Gone for You (Wild Side 1) - Page 56

“His writing is going well?” she asked as Matt rinsed a plate she’d handed him and put it in the rack. They had a dishwasher now, but he doubted they used it very much.

“Seems to be.” He wondered then if anyone else knew about Oliver’s secret pen name. If his parents knew or if Chance and Miles knew.

“Okay, what’s going on? You’re never this quiet when it comes to Oliver,” she told him as she washed another dish, before handing that to him as well.

Obviously, his mother was out for blood tonight. “I don’t know what you want me to say, Ma. He’s writing. He’s happy. He’s doing what he was meant to do the way we always knew he would. He’s still funny and caring and loyal as a man can be. He’s…” Matt shrugged. “He’s Ollie. He’s special. He always will be.”

The dish in his mother’s hand slipped out and splashed into the water beneath. A soft gasp pushed past her lips and Matt turned toward her to see what had happened.

Her lips made a soft “O” before her chin began to quiver gently. “Oh, Matty.”

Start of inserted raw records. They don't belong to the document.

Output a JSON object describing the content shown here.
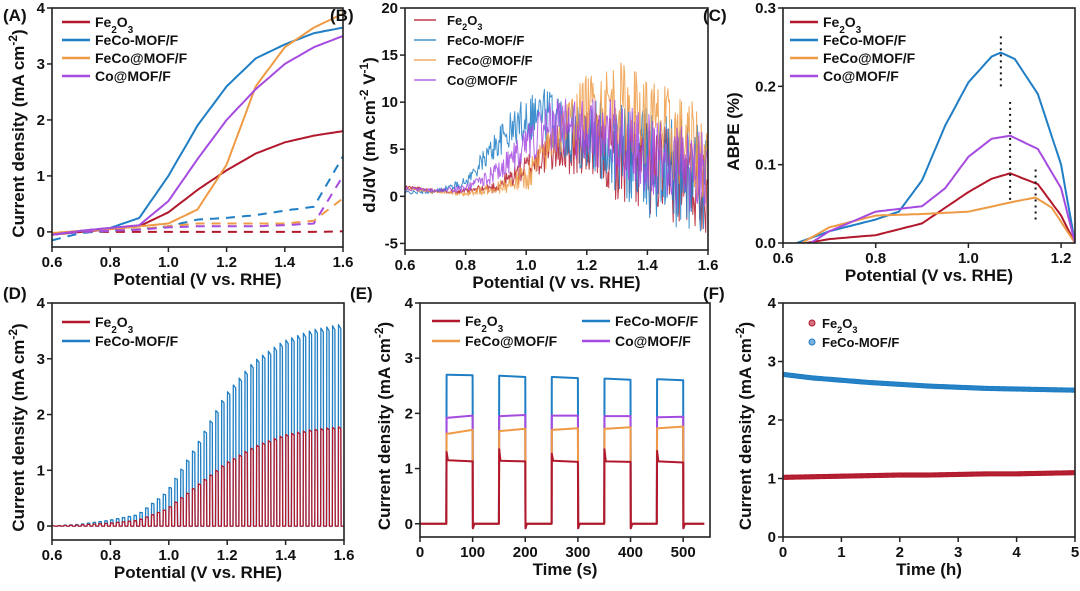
{
  "colors": {
    "Fe2O3": "#b2182b",
    "FeCo-MOF/F": "#1f7ec4",
    "FeCo@MOF/F": "#ef9b45",
    "Co@MOF/F": "#a64be0"
  },
  "chart_data": [
    {
      "id": "A",
      "panel_label": "(A)",
      "type": "line",
      "xlabel": "Potential (V vs. RHE)",
      "ylabel": "Current density (mA cm-2)",
      "xlim": [
        0.6,
        1.6
      ],
      "ylim": [
        -0.27,
        4
      ],
      "xticks": [
        "0.6",
        "0.8",
        "1.0",
        "1.2",
        "1.4",
        "1.6"
      ],
      "yticks": [
        "0",
        "1",
        "2",
        "3",
        "4"
      ],
      "legend": [
        "Fe2O3",
        "FeCo-MOF/F",
        "FeCo@MOF/F",
        "Co@MOF/F"
      ],
      "legend_position": "top-left",
      "x": [
        0.6,
        0.7,
        0.8,
        0.9,
        1.0,
        1.1,
        1.2,
        1.3,
        1.4,
        1.5,
        1.6
      ],
      "series": [
        {
          "name": "Fe2O3",
          "style": "solid",
          "values": [
            -0.05,
            0.0,
            0.05,
            0.1,
            0.35,
            0.75,
            1.1,
            1.4,
            1.6,
            1.72,
            1.8
          ]
        },
        {
          "name": "FeCo-MOF/F",
          "style": "solid",
          "values": [
            -0.05,
            0.02,
            0.07,
            0.25,
            1.0,
            1.9,
            2.6,
            3.1,
            3.35,
            3.55,
            3.65
          ]
        },
        {
          "name": "FeCo@MOF/F",
          "style": "solid",
          "values": [
            -0.02,
            0.02,
            0.05,
            0.1,
            0.15,
            0.4,
            1.2,
            2.6,
            3.3,
            3.65,
            3.9
          ]
        },
        {
          "name": "Co@MOF/F",
          "style": "solid",
          "values": [
            -0.05,
            0.02,
            0.07,
            0.12,
            0.55,
            1.3,
            2.0,
            2.55,
            3.0,
            3.3,
            3.5
          ]
        },
        {
          "name": "Fe2O3",
          "style": "dashed",
          "values": [
            -0.05,
            0.0,
            0.0,
            0.0,
            0.0,
            0.0,
            0.0,
            0.0,
            0.0,
            0.0,
            0.01
          ]
        },
        {
          "name": "FeCo-MOF/F",
          "style": "dashed",
          "values": [
            -0.15,
            -0.02,
            0.02,
            0.05,
            0.1,
            0.22,
            0.25,
            0.3,
            0.38,
            0.45,
            1.35
          ]
        },
        {
          "name": "FeCo@MOF/F",
          "style": "dashed",
          "values": [
            -0.05,
            0.0,
            0.02,
            0.05,
            0.1,
            0.15,
            0.15,
            0.15,
            0.15,
            0.2,
            0.6
          ]
        },
        {
          "name": "Co@MOF/F",
          "style": "dashed",
          "values": [
            -0.05,
            0.0,
            0.02,
            0.04,
            0.08,
            0.1,
            0.1,
            0.1,
            0.12,
            0.15,
            1.0
          ]
        }
      ]
    },
    {
      "id": "B",
      "panel_label": "(B)",
      "type": "line",
      "xlabel": "Potential (V vs. RHE)",
      "ylabel": "dJ/dV (mA cm-2 V-1)",
      "xlim": [
        0.6,
        1.6
      ],
      "ylim": [
        -5.7,
        20
      ],
      "xticks": [
        "0.6",
        "0.8",
        "1.0",
        "1.2",
        "1.4",
        "1.6"
      ],
      "yticks": [
        "-5",
        "0",
        "5",
        "10",
        "15",
        "20"
      ],
      "legend": [
        "Fe2O3",
        "FeCo-MOF/F",
        "FeCo@MOF/F",
        "Co@MOF/F"
      ],
      "legend_position": "top-left",
      "x": [
        0.6,
        0.7,
        0.8,
        0.9,
        1.0,
        1.05,
        1.1,
        1.2,
        1.3,
        1.4,
        1.5,
        1.6
      ],
      "series": [
        {
          "name": "Fe2O3",
          "values": [
            1.0,
            0.6,
            0.5,
            1.0,
            3.0,
            4.2,
            5.0,
            5.5,
            4.0,
            3.0,
            2.0,
            1.0
          ],
          "noise": [
            0.2,
            0.2,
            0.3,
            0.6,
            1.5,
            2.0,
            2.5,
            3.5,
            4.5,
            5,
            5,
            5
          ]
        },
        {
          "name": "FeCo-MOF/F",
          "values": [
            0.4,
            0.5,
            1.5,
            5.5,
            8.5,
            9.0,
            8.0,
            6.5,
            5.0,
            3.5,
            2.5,
            1.5
          ],
          "noise": [
            0.2,
            0.2,
            0.5,
            1.5,
            2.5,
            3.0,
            3.5,
            4.0,
            5,
            6,
            6,
            6
          ]
        },
        {
          "name": "FeCo@MOF/F",
          "values": [
            0.8,
            0.5,
            0.3,
            0.8,
            2.0,
            4.0,
            6.5,
            9.5,
            10.0,
            8.0,
            6.0,
            4.0
          ],
          "noise": [
            0.2,
            0.2,
            0.3,
            0.6,
            1.5,
            2.0,
            2.5,
            3.5,
            4.5,
            5,
            5,
            5
          ]
        },
        {
          "name": "Co@MOF/F",
          "values": [
            0.8,
            0.6,
            0.8,
            2.5,
            5.5,
            6.8,
            7.5,
            7.0,
            6.0,
            4.5,
            3.0,
            2.0
          ],
          "noise": [
            0.2,
            0.2,
            0.4,
            1.0,
            2.0,
            2.5,
            3.0,
            3.5,
            4.5,
            5,
            5,
            5
          ]
        }
      ]
    },
    {
      "id": "C",
      "panel_label": "(C)",
      "type": "line",
      "xlabel": "Potential (V vs. RHE)",
      "ylabel": "ABPE (%)",
      "xlim": [
        0.6,
        1.23
      ],
      "ylim": [
        0,
        0.3
      ],
      "xticks": [
        "0.6",
        "0.8",
        "1.0",
        "1.2"
      ],
      "yticks": [
        "0.0",
        "0.1",
        "0.2",
        "0.3"
      ],
      "legend": [
        "Fe2O3",
        "FeCo-MOF/F",
        "FeCo@MOF/F",
        "Co@MOF/F"
      ],
      "legend_position": "top-left",
      "series": [
        {
          "name": "Fe2O3",
          "x": [
            0.65,
            0.7,
            0.8,
            0.9,
            1.0,
            1.05,
            1.09,
            1.15,
            1.2,
            1.23
          ],
          "values": [
            0,
            0.005,
            0.01,
            0.025,
            0.065,
            0.082,
            0.089,
            0.075,
            0.035,
            0
          ]
        },
        {
          "name": "FeCo-MOF/F",
          "x": [
            0.63,
            0.7,
            0.8,
            0.85,
            0.9,
            0.95,
            1.0,
            1.05,
            1.07,
            1.1,
            1.15,
            1.2,
            1.23
          ],
          "values": [
            0,
            0.015,
            0.03,
            0.04,
            0.08,
            0.15,
            0.205,
            0.238,
            0.243,
            0.235,
            0.19,
            0.1,
            0
          ]
        },
        {
          "name": "FeCo@MOF/F",
          "x": [
            0.64,
            0.7,
            0.8,
            0.9,
            1.0,
            1.1,
            1.145,
            1.18,
            1.23
          ],
          "values": [
            0,
            0.02,
            0.035,
            0.037,
            0.04,
            0.053,
            0.058,
            0.045,
            0
          ]
        },
        {
          "name": "Co@MOF/F",
          "x": [
            0.66,
            0.7,
            0.8,
            0.9,
            0.95,
            1.0,
            1.05,
            1.09,
            1.15,
            1.2,
            1.23
          ],
          "values": [
            0,
            0.015,
            0.04,
            0.047,
            0.07,
            0.11,
            0.133,
            0.137,
            0.12,
            0.07,
            0
          ]
        }
      ],
      "peak_markers": [
        {
          "x": 1.07,
          "y": [
            0.2,
            0.265
          ]
        },
        {
          "x": 1.09,
          "y": [
            0.055,
            0.18
          ]
        },
        {
          "x": 1.145,
          "y": [
            0.03,
            0.098
          ]
        }
      ]
    },
    {
      "id": "D",
      "panel_label": "(D)",
      "type": "line",
      "xlabel": "Potential (V vs. RHE)",
      "ylabel": "Current density (mA cm-2)",
      "xlim": [
        0.6,
        1.6
      ],
      "ylim": [
        -0.25,
        4
      ],
      "xticks": [
        "0.6",
        "0.8",
        "1.0",
        "1.2",
        "1.4",
        "1.6"
      ],
      "yticks": [
        "0",
        "1",
        "2",
        "3",
        "4"
      ],
      "legend": [
        "Fe2O3",
        "FeCo-MOF/F"
      ],
      "legend_position": "top-left",
      "chop_period_V": 0.02,
      "x": [
        0.6,
        0.7,
        0.8,
        0.9,
        1.0,
        1.1,
        1.2,
        1.3,
        1.4,
        1.5,
        1.6
      ],
      "series": [
        {
          "name": "FeCo-MOF/F",
          "values": [
            0.0,
            0.03,
            0.1,
            0.2,
            0.6,
            1.4,
            2.3,
            2.9,
            3.25,
            3.45,
            3.55
          ]
        },
        {
          "name": "Fe2O3",
          "values": [
            0.0,
            0.02,
            0.05,
            0.1,
            0.3,
            0.7,
            1.1,
            1.4,
            1.6,
            1.7,
            1.75
          ]
        }
      ]
    },
    {
      "id": "E",
      "panel_label": "(E)",
      "type": "line",
      "xlabel": "Time (s)",
      "ylabel": "Current density (mA cm-2)",
      "xlim": [
        0,
        551
      ],
      "ylim": [
        -0.24,
        4
      ],
      "xticks": [
        "0",
        "100",
        "200",
        "300",
        "400",
        "500"
      ],
      "yticks": [
        "0",
        "1",
        "2",
        "3",
        "4"
      ],
      "legend": [
        "Fe2O3",
        "FeCo-MOF/F",
        "FeCo@MOF/F",
        "Co@MOF/F"
      ],
      "legend_position": "top",
      "light_on_intervals": [
        [
          50,
          100
        ],
        [
          150,
          200
        ],
        [
          250,
          300
        ],
        [
          350,
          400
        ],
        [
          450,
          500
        ]
      ],
      "end_time": 540,
      "series": [
        {
          "name": "FeCo-MOF/F",
          "on_start": [
            2.7,
            2.68,
            2.66,
            2.63,
            2.62
          ],
          "on_end": [
            2.69,
            2.66,
            2.64,
            2.61,
            2.6
          ]
        },
        {
          "name": "Co@MOF/F",
          "on_start": [
            1.92,
            1.95,
            1.96,
            1.95,
            1.93
          ],
          "on_end": [
            1.96,
            1.97,
            1.96,
            1.95,
            1.94
          ]
        },
        {
          "name": "FeCo@MOF/F",
          "on_start": [
            1.63,
            1.68,
            1.7,
            1.72,
            1.73
          ],
          "on_end": [
            1.7,
            1.72,
            1.73,
            1.75,
            1.76
          ]
        },
        {
          "name": "Fe2O3",
          "on_start": [
            1.15,
            1.14,
            1.14,
            1.13,
            1.13
          ],
          "on_end": [
            1.13,
            1.13,
            1.12,
            1.12,
            1.11
          ],
          "spike": [
            1.3,
            1.35,
            1.27,
            1.35,
            1.32
          ]
        }
      ]
    },
    {
      "id": "F",
      "panel_label": "(F)",
      "type": "scatter",
      "xlabel": "Time (h)",
      "ylabel": "Current density (mA cm-2)",
      "xlim": [
        0,
        5
      ],
      "ylim": [
        0,
        4
      ],
      "xticks": [
        "0",
        "1",
        "2",
        "3",
        "4",
        "5"
      ],
      "yticks": [
        "0",
        "1",
        "2",
        "3",
        "4"
      ],
      "legend": [
        "Fe2O3",
        "FeCo-MOF/F"
      ],
      "legend_position": "top-left",
      "x": [
        0,
        0.5,
        1,
        1.5,
        2,
        2.5,
        3,
        3.5,
        4,
        4.5,
        5
      ],
      "series": [
        {
          "name": "FeCo-MOF/F",
          "values": [
            2.78,
            2.72,
            2.68,
            2.64,
            2.61,
            2.58,
            2.56,
            2.54,
            2.53,
            2.52,
            2.51
          ]
        },
        {
          "name": "Fe2O3",
          "values": [
            1.02,
            1.03,
            1.04,
            1.05,
            1.06,
            1.06,
            1.07,
            1.08,
            1.08,
            1.09,
            1.1
          ]
        }
      ]
    }
  ]
}
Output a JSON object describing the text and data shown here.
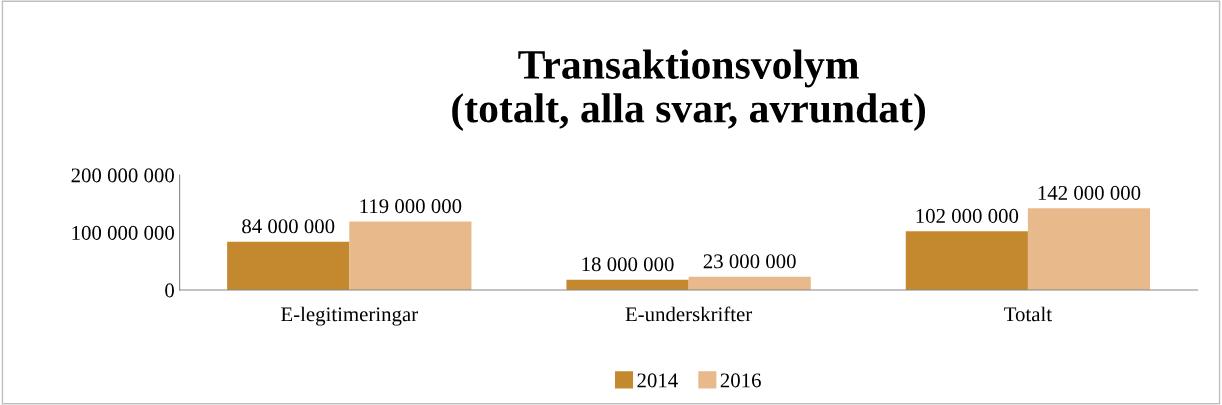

He heard the knowledge she thought she knew in those two simple words. Heard the surprise there, with a hint of sadness she likely didn’t know teased the edges.

“It’s nothing, Ma.”

“No…it’s something. And honestly, I don’t know how I never saw it before. Maybe when you were teenagers, I wondered. Viv had said something was going on, but then you went off to New York, and the thought never entered my mind again. You’re in love with him, aren’t you?”

The truth had always been there, a seed Matt refused to plant or let get any sunlight. He kept it hidden in the deepest, darkest places inside of him. It didn’t matter if Oliver had feelings for him too because there was a part of Matt that would never feel good enough for him. Pretty wasn’t pretty forever. Shine faded, and beneath was a dullness that Matt didn’t know how to see past. He didn’t know what he had to offer someone like Oliver. So, he told his mom what he’d been telling himself since he was young, “No, Ma, I’m not in love with him.”

“It…it would be okay if you were. You know that, right? You know that your father and I love you and support you. We want nothing more than for you to be happy.”

The thing was, Matt didn’t know how to be happy. He knew how to fake it. He got close enough to touch the edges of happiness at times—the symphony, spending time with Ollie, the euphoria he felt when he first moved to New York and was determined to make his dreams come true, but real happiness had yet to penetrate his walls.

At the same time, he also knew what his mother told him was true. They did love him and accept him and want him to be happy. But that didn’t mean it wouldn’t make the divide between them even larger. “I know…but can you imagine how much more awkward this night would have been if Oliver had been here with me as my boyfriend? It’s bad enough that he doesn’t know how to talk to me but—”

“Is that what you think, Matthew?”

“That’s what I know,” he replied. “And it’s what you know too.”

“Your father isn’t good at talking to anyone. He’s not even the best at talking with me. That doesn’t mean he doesn’t love us.”

Again, Matt knew that was true, but it didn’t change the fact that he needed his father to be able to speak with him. He needed to hear his father tell him he loved him.

CHAPTER TWENTY-THREE

It was the night before Matt’s photo shoot. He told Oliver they had to be there at five the next morning because he had to go in for hair and makeup beforehand. It was strange hearing Matt talk about those things, those typical parts of his life and career—the same way edits and plotting were a part of Oliver’s days.

The difference was, Matt spoke about it with dread in his voice, like he was on trial, the jury had finished negotiating, and he knew the odds were against him.

He was nervous, he had been all day. If Oliver was being honest, he’d admit that Matt had acted differently since they had sex Friday night, but could he really blame him? A lot had gone down between them that night, things that needed to be said but things that also profoundly affected their friendship.

Going to his parents’ house hadn’t helped though Oliver knew it wouldn’t.

He looked over at his friend who sat at the other end of the couch, flipping through the channels of the television neither of them was really watching.

“Come on,” Oliver told him before he stood and held out his hand.